Jakarta — Pemerintah dan DPR telah menetapkan alokasi kuota Bahan Bakar Minyak (BBM) bersubsidi dalam APBN-P 2014 sebesar 46 juta kiloliter (KL). Kuota tersebut harus dikendalikan supaya tepat sasaran, karena BBM bersubsidi bukan untuk semua orang. Tujuan BBM Subsidi untuk masyarakat yang tidak mampu. Lantas siapa saja sebenarnya yang berhak atas BBM bersubsidi?

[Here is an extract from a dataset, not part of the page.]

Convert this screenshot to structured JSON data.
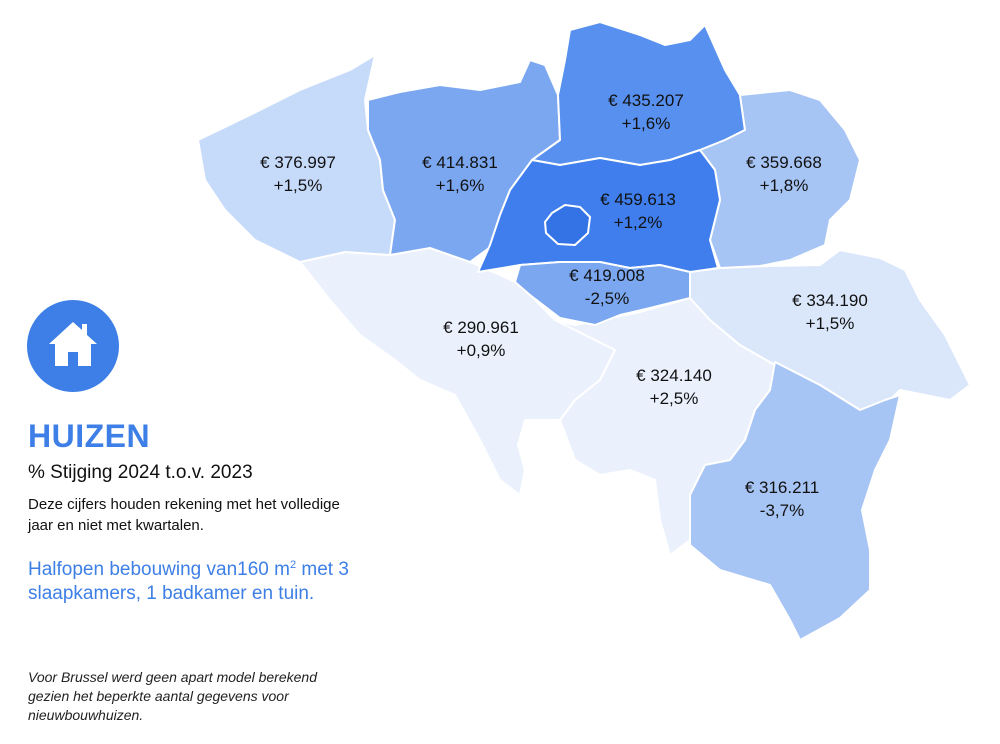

Anggota Komite Badan Pengatur Hilir Minyak dan Gas Bumi (BPH Migas) Ibrahim Hasyim mengungkapkan siapa-siapa saja yang boleh atas BBM bersubsidi jelas disebutkan dalam Peraturan Presiden Nomor 15 tahun 2012.

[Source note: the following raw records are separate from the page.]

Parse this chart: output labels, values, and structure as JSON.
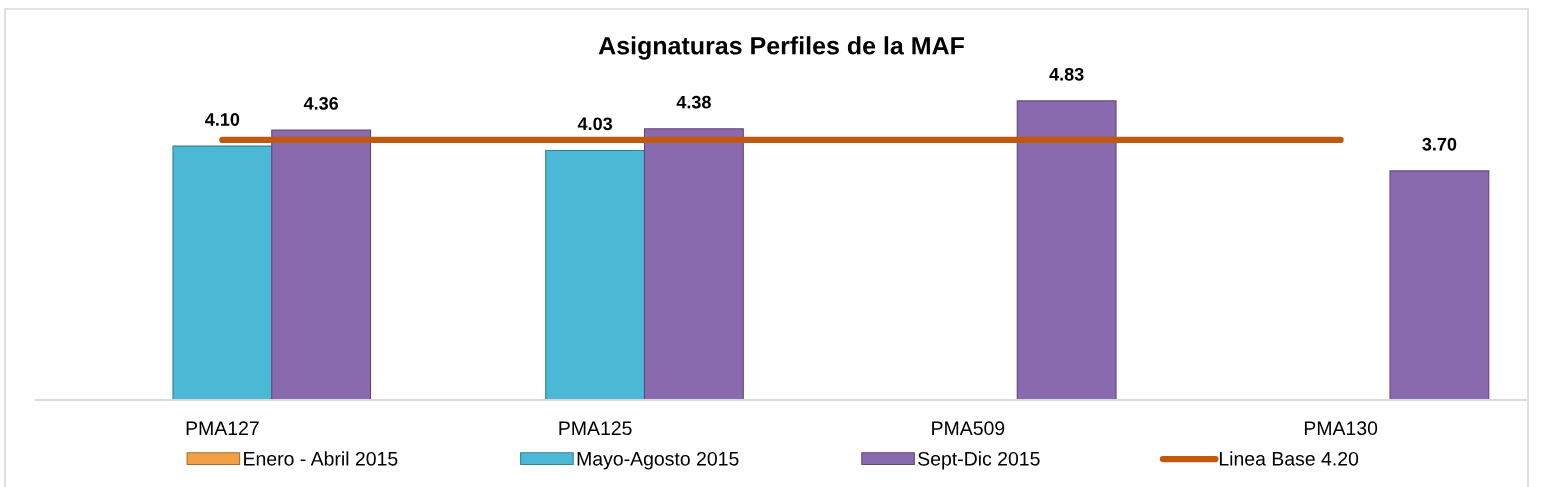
{
  "chart_data": {
    "type": "bar",
    "title": "Asignaturas Perfiles de la MAF",
    "categories": [
      "PMA127",
      "PMA125",
      "PMA509",
      "PMA130"
    ],
    "series": [
      {
        "name": "Enero - Abril 2015",
        "color": "#f2a043",
        "values": [
          null,
          null,
          null,
          null
        ]
      },
      {
        "name": "Mayo-Agosto 2015",
        "color": "#4bb8d6",
        "values": [
          4.1,
          4.03,
          null,
          null
        ],
        "value_labels": [
          "4.10",
          "4.03",
          null,
          null
        ]
      },
      {
        "name": "Sept-Dic 2015",
        "color": "#8a6aae",
        "values": [
          4.36,
          4.38,
          4.83,
          3.7
        ],
        "value_labels": [
          "4.36",
          "4.38",
          "4.83",
          "3.70"
        ]
      },
      {
        "name": "Linea Base 4.20",
        "type": "line",
        "color": "#c0580f",
        "values": [
          4.2,
          4.2,
          4.2,
          4.2
        ]
      }
    ],
    "tick_labels": "x",
    "legend": "bottom",
    "grid": false
  }
}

“Dalam Perpres 15 tahun 2012 itu disebutkan siapa-siapa saja yang boleh. Disitu ada 6 kelompok, diantaranya transportasi, rumah tangga, nelayan, usaha mikro, layanan umum, usaha pertanian. Itulah yang boleh,” kata Ibrahim Hasyim, Jumat (28/11/2014) di Jakarta.
Menurut Ibrahim, kalau sudah diketahui siapa-siapa yang boleh tiap daerah sudah diberi kuota, kemudian diberi kewenangan untuk mengatur, khususnya minyak solar kepada kelompok-kelompok tertentu. Disini Pemda menetapkan siapa yang boleh dan tidak boleh. Semua yang dilakukan ini, lanjut Ibrahim, muaranya ada dua. Pertama, bagaimana agar dia (BBM subsidi) tepat sasaran, makanya diperlukan pengawasan. Kedua, harus mampu mendorong penggunaan BBM non subsidi.
“Kalau ini berjalan maka besaran subsidi yang diberikan pemerintah bisa cukup. Makanya apabila dalam rangka pelaksanaan kuota BBM subsidi dirasa kurang maka BPH Migas pun mengeluarkan instruksi pada Agustus lalu seperti pengendalian dijalan tol, daerah-daerah tertentu tidak boleh buka pada malam hari dan sebagainya,” pungkasnya.
Ibrahim menambahkan insiatif pengendalian juga berjalan di daerah. Tiap-tiap daerah karena merasa mendapat kuota tertentu dan dia harus menyelamatkan kebutuhan rakyatnya akhirnya dia mengeluarkan inisiatif- inisiatif sendiri. Dibeberapa daerah itu jalan, seperti hanya boleh membeli berapa liter atau berapa rupiah.
Sementara terkait dengan pengawasan BBM subsidi tersebut, Komite BPH Migas Martin Samodra Ritonga, mengatakan secara prinsip telah diupayakan dengan model-model peraturan. Salah satu model yang dibuat adalah dengan penerbitan rekomendasi Satuan Kerja Perangkat Daerah (SKPD).
“Nelayan tidak bisa mendapat BBM subsidi begitu saja. Dia harus melalui rekomendasi yang sudah terdaftar. Ini salah satu cara untuk mengendalikan dan supaya BBM subsidi tepat sasaran. Sistem itu sebenarnya sudah sebagai satu pengawasan,” dicontohkan Martin.